Example 3: Code completion in a custom DSL
Setup: A specialized data tool with its own DSL.
Components:
- Prompts with examples.
- No RAG (the DSL is small enough to fit in context).
- LoRA fine-tune on 10K examples of the DSL.
Outcome: Fine-tuning was essential. Without it, the model couldn't produce valid DSL reliably. Prompts and context alone weren't enough.
Example 4: Internal company assistant
Setup: A general assistant for company employees.
Components:
- Strong system prompts (voice, behavior, refusals).
- RAG over company wiki, Slack, docs.
- No fine-tuning; the company's "voice" is captured in prompts.
Outcome: RAG + prompts handle most use cases. The company isn't quirky enough to need fine-tuning for voice.
Mistakes we see
A few patterns of misallocation:
Mistake 1: Reaching for fine-tuning first. Teams hear "we should fine-tune our own model" and start there. 90% of the time, prompting + RAG would have been faster, cheaper, and as good.
Mistake 2: Skipping RAG when it's the answer. Teams build elaborate prompts to "remind" the model of company info that should obviously be retrieved at query time. Better to just retrieve.
Mistake 3: Fine-tuning without evals. "We fine-tuned and it's better now." No metrics. Often the fine-tune did nothing or even hurt. Without evals, you don't know.
Mistake 4: Stale fine-tunes. A fine-tune from 6 months ago, when GPT-4 was best. Today's frontier models without the fine-tune outperform the fine-tuned older model. Fine-tunes need re-evaluation as the field moves.

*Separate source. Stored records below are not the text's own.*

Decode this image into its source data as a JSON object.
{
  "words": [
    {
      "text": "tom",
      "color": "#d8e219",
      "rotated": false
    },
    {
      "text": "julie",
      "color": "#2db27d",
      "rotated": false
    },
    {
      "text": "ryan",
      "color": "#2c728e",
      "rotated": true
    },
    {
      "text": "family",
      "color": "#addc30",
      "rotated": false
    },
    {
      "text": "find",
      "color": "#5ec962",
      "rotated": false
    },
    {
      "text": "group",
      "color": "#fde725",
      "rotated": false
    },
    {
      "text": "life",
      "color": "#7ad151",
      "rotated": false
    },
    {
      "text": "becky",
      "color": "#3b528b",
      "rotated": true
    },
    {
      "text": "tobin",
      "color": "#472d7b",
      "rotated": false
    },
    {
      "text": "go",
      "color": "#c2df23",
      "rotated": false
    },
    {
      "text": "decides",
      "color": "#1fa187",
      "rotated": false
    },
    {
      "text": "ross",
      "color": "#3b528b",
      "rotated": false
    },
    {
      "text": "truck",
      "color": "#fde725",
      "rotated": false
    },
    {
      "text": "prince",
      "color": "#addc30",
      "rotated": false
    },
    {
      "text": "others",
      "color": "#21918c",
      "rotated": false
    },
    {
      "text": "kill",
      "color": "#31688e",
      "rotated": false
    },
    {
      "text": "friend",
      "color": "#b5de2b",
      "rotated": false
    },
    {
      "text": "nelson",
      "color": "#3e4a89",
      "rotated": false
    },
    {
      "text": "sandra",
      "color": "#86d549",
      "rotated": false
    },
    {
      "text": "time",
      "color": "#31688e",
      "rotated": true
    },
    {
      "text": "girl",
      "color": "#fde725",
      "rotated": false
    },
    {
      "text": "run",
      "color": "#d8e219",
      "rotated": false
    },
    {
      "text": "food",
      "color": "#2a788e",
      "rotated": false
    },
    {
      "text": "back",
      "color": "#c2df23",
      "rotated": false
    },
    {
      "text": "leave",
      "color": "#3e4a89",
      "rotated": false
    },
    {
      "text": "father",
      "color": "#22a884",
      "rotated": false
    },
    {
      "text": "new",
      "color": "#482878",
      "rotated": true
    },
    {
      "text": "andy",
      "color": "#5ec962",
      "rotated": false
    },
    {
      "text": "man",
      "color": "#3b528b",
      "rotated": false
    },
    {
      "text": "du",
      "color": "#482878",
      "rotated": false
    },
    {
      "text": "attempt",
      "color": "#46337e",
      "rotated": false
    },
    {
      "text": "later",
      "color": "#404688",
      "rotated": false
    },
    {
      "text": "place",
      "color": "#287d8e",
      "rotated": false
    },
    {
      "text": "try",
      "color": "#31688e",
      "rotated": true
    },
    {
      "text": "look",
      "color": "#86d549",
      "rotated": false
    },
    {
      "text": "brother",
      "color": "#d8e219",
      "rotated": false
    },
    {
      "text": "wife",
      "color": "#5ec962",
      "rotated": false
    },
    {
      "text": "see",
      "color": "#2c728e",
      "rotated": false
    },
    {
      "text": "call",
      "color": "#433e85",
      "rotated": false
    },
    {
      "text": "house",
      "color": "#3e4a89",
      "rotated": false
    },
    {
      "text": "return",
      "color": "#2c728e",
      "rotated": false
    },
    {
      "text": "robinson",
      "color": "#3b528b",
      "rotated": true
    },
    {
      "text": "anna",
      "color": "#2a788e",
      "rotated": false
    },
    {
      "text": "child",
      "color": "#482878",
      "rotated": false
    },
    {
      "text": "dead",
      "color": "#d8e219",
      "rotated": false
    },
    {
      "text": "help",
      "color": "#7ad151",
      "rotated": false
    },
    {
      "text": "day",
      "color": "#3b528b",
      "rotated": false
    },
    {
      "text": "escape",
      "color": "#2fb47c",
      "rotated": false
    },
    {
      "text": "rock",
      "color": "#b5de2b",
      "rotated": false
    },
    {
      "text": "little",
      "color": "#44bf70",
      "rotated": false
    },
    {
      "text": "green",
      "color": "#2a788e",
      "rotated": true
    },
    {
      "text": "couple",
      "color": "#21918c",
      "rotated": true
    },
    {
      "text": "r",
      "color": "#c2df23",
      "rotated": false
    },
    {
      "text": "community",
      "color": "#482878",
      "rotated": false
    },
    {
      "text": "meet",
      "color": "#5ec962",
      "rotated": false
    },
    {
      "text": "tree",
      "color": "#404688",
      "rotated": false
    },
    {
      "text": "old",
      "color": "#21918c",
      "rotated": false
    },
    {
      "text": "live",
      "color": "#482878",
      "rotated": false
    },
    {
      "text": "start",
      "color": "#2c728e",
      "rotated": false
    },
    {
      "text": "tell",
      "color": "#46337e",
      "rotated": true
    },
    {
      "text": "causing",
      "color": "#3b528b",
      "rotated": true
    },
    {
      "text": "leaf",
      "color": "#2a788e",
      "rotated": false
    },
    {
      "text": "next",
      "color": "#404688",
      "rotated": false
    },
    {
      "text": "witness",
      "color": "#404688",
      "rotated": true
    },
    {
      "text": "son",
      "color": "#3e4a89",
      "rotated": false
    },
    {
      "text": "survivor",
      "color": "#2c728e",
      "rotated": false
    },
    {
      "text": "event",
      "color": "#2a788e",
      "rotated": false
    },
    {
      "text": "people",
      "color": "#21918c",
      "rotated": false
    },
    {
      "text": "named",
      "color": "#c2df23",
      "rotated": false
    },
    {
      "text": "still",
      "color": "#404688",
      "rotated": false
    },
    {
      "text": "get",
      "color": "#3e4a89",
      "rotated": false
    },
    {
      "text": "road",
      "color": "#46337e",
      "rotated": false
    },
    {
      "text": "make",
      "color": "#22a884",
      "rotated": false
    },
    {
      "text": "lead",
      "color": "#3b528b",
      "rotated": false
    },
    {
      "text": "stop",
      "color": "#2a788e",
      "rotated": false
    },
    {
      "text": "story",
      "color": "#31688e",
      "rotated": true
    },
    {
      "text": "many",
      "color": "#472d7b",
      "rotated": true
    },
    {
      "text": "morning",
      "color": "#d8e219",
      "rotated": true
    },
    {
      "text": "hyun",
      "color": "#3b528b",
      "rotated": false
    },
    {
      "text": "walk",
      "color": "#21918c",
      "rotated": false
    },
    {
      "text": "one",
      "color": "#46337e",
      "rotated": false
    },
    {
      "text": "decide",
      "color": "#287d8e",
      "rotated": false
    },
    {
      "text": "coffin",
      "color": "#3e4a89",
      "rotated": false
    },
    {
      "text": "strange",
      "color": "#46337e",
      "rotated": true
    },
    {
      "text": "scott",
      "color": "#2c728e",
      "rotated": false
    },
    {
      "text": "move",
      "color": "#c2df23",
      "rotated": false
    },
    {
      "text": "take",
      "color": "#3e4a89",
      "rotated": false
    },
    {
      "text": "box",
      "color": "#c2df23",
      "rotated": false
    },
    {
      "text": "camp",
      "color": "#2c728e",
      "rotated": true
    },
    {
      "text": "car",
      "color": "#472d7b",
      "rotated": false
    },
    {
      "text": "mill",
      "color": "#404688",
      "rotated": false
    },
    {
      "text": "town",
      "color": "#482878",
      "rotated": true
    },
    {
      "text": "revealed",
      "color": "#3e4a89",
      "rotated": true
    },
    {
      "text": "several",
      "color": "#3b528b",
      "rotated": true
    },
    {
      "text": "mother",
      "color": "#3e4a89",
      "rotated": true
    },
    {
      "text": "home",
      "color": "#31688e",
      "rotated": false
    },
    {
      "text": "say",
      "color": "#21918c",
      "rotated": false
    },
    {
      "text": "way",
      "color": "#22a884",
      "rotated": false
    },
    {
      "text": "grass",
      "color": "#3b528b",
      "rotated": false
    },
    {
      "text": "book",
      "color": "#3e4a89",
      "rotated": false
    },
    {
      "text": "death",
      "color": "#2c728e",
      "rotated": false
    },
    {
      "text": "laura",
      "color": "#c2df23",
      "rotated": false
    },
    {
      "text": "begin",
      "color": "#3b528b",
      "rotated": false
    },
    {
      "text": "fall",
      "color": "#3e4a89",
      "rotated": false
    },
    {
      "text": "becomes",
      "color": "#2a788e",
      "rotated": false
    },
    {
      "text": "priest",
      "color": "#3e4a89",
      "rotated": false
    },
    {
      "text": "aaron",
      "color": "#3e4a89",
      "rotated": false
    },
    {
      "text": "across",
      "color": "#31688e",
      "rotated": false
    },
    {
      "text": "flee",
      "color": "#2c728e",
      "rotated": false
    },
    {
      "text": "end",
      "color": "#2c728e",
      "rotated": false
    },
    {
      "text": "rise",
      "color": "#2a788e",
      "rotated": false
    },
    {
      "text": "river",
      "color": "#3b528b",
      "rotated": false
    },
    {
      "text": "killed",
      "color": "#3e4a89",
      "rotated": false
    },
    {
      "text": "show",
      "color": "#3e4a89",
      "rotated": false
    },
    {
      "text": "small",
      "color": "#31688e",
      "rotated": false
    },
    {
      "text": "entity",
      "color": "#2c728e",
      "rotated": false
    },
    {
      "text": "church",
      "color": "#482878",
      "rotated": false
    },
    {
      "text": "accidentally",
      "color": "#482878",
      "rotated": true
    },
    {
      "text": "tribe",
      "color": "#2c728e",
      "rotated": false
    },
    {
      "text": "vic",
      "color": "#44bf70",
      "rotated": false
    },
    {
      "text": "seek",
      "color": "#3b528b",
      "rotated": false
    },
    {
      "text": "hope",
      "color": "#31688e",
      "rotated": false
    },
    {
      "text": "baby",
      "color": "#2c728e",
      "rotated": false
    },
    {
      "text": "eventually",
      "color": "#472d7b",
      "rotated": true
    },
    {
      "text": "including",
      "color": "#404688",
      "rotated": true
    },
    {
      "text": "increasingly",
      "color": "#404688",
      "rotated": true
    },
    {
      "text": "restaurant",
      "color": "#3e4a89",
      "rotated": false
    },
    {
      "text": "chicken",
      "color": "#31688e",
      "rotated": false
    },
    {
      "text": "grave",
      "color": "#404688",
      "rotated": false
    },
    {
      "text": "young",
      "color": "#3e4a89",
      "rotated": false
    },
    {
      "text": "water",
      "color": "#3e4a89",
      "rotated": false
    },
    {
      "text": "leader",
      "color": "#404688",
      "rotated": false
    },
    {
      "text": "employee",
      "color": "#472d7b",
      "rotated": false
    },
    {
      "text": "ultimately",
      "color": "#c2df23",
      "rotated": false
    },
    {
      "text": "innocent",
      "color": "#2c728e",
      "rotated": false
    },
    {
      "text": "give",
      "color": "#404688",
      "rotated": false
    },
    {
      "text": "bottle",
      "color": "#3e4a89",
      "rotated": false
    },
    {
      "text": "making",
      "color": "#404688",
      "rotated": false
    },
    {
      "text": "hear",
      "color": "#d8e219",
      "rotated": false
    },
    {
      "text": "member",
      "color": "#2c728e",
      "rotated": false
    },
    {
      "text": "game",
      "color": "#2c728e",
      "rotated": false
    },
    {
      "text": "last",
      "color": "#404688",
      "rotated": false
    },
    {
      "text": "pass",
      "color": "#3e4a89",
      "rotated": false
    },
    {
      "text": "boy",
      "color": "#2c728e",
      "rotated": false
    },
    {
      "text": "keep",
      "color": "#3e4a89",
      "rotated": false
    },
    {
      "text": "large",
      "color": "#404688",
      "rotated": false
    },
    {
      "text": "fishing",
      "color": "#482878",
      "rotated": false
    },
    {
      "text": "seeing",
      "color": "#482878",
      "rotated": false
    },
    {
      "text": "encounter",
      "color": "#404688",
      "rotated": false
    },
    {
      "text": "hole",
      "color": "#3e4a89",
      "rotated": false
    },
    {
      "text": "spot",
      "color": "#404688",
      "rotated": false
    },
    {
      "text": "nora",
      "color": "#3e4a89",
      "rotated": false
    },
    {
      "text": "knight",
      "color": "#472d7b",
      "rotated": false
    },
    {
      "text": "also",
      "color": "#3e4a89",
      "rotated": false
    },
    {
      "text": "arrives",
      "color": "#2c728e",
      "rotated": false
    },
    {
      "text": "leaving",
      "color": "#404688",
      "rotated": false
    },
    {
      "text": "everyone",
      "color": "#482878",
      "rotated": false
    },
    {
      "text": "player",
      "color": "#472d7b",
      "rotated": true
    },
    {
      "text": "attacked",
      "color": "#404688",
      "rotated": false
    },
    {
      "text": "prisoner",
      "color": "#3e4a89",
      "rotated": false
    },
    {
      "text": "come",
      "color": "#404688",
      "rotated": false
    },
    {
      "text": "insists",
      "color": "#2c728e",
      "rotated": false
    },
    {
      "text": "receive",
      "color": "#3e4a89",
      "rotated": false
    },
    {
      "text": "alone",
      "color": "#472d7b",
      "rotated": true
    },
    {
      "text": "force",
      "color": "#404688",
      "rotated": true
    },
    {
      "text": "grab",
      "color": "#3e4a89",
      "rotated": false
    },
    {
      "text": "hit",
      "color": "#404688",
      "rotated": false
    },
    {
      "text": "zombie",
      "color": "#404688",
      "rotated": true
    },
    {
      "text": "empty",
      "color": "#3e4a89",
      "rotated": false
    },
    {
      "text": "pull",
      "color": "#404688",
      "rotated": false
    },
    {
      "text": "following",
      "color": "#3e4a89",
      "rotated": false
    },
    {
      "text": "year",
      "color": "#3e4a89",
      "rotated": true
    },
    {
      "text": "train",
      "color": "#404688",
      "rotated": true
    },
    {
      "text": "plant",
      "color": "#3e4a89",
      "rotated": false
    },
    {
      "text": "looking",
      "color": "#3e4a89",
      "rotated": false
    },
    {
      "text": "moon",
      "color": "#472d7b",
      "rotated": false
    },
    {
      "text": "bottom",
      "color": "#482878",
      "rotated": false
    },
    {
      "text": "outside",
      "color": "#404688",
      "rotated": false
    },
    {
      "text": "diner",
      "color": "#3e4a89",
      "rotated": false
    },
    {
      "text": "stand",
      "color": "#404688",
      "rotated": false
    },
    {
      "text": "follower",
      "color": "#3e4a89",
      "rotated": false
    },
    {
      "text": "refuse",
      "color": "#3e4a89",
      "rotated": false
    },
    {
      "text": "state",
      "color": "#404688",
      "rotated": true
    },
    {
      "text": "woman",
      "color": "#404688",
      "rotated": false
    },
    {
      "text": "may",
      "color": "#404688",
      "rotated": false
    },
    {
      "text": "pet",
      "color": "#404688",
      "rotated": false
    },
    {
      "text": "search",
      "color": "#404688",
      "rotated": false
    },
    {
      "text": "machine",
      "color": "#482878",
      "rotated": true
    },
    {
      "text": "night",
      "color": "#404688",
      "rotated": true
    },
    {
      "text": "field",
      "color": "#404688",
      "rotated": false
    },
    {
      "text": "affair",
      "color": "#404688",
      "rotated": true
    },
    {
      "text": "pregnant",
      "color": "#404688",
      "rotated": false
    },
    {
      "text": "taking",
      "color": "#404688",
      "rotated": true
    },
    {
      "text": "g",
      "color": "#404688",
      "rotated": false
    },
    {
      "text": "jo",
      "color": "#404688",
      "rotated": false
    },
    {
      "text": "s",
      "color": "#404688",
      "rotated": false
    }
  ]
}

Mistake 5: Trying to fine-tune in facts. Teams try to fine-tune the model to "know about our company." Doesn't work well — the model memorizes some facts, hallucinates others. RAG handles facts; fine-tuning handles behavior.
Mistake 6: Not iterating on prompts long enough. Two days of prompt iteration is a starting point. Two weeks gets you the real answer.
Mistake 7: Over-engineering RAG when prompting could do it. A 50K-token company doc dumped in the prompt is sometimes simpler than RAG. Especially for small corpora.
Cost and effort comparison
A rough comparison for a typical mid-sized project:
| Approach | Effort | Cost (one-time) | Cost (per query) | Maintenance | |----------|--------|----------------|------------------|-------------| | Prompting | 1-2 weeks | minimal | base API cost | low | | RAG | 6-12 weeks | infrastructure setup (~€1K-5K) | 2-5x base | moderate (ingestion, eval) | | Fine-tuning (LoRA) | 6-12 weeks | training compute (~€500-5K) | base (often cheaper if smaller model) | high (data, retrain, eval) | | Prompting + RAG | 8-14 weeks | infrastructure | 2-5x base | moderate | | All three | 12-20 weeks | combined | varies | high |
The right choice depends on your problem and resources. For most teams, prompting + RAG is the sweet spot — meaningful capability gain without the full fine-tuning investment.
The takeaway
Prompting, RAG, and fine-tuning solve different problems. Picking right requires honest diagnosis: is this an instructional gap, a knowledge gap, or a capability gap?
The honest order to try them:
- Prompting (1-2 weeks of iteration). Cheapest, fastest, most often sufficient.
- RAG if there's a clear knowledge gap. Significant investment but well-bounded.
- Fine-tuning if there's a clear capability gap that prompting + RAG can't close. Most expensive; do it last.
- Combinations for mature production systems.
The teams that succeed are honest about which gap they have and disciplined about evals. Without evals, you can't tell which approach helped. With them, the path is usually clear.
Most "we need to fine-tune our own model" projects, on closer inspection, should be "we need to write better prompts and add RAG." Save fine-tuning for the cases that truly need it.
The result: better systems, faster, at lower cost. Which is what shipping production AI is supposed to be about.